Looking back at the MuseScore source was not any help – Dorico had exactly what MuseScore did! I went back to look at the Russian scan, and although it was a quite grungy, it would seem to me to be, although indistinct, three slashes to the size of the blob of ink at that position. Still, I went to look at the French scan and then I could see where, yes, it might look like only two slashes for the notes in question. Then it dawned on me, The MuseScore digital source that I converted for Dorico, must have come from this exact scan of the French print!

It is highly likely the author, or shall I say copyist of the MuseScore Nutcracker file, used an optical music reader program to get the score into MuseScore using the old French scan. That is super cool and the thing to do with a score of this size, but you cannot trust those optical readers on crappy, grainy scans of complicated scores. They make bad guesses all the time and you must manually correct every one of those errors. The copyist missed this run of errors then.
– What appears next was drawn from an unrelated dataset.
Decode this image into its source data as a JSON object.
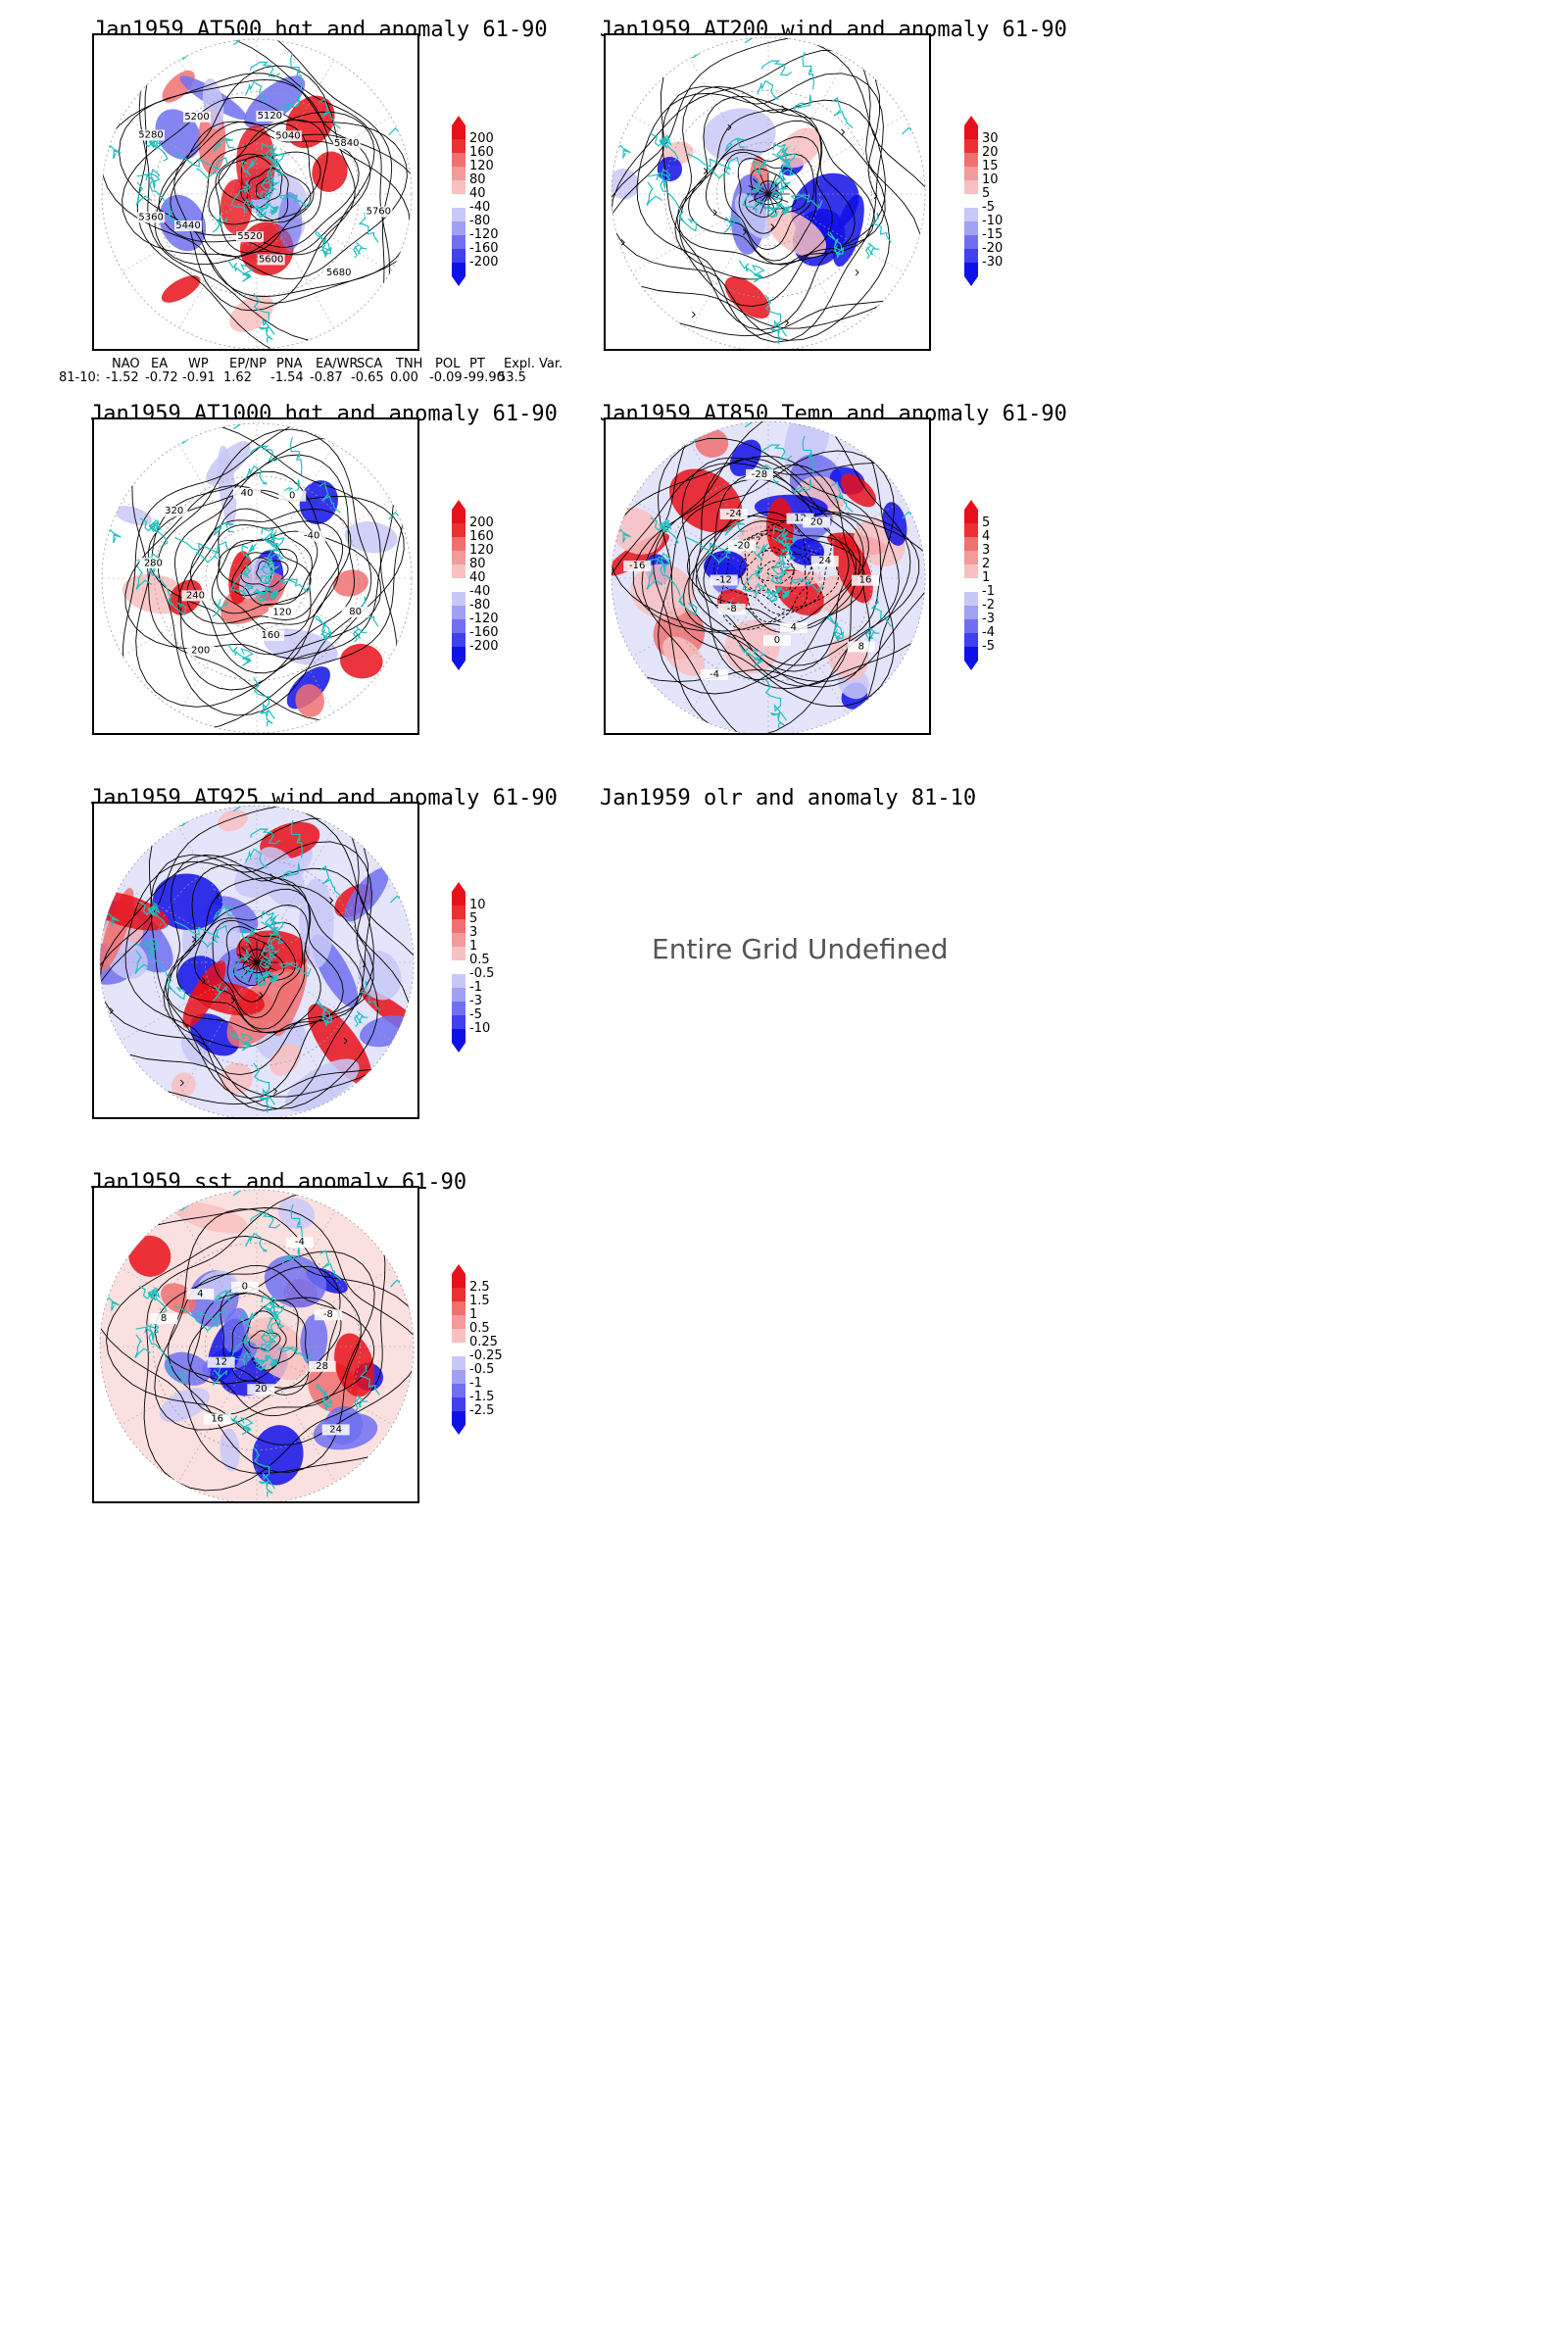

Anyway, I now know I can trust my spidey-sense when it comes to old music derived from old scans. If it does not feel right, something is up to no good. Here are the reference scans I am using.

Pretty grungy, no? Also, notice the Russian scan is over a hundred pages longer than the French scan – which means the French version crammed more bars on their pages (which makes it that much harder to optically scan). Oh, and did I mention – no bar numbers? Yeesh!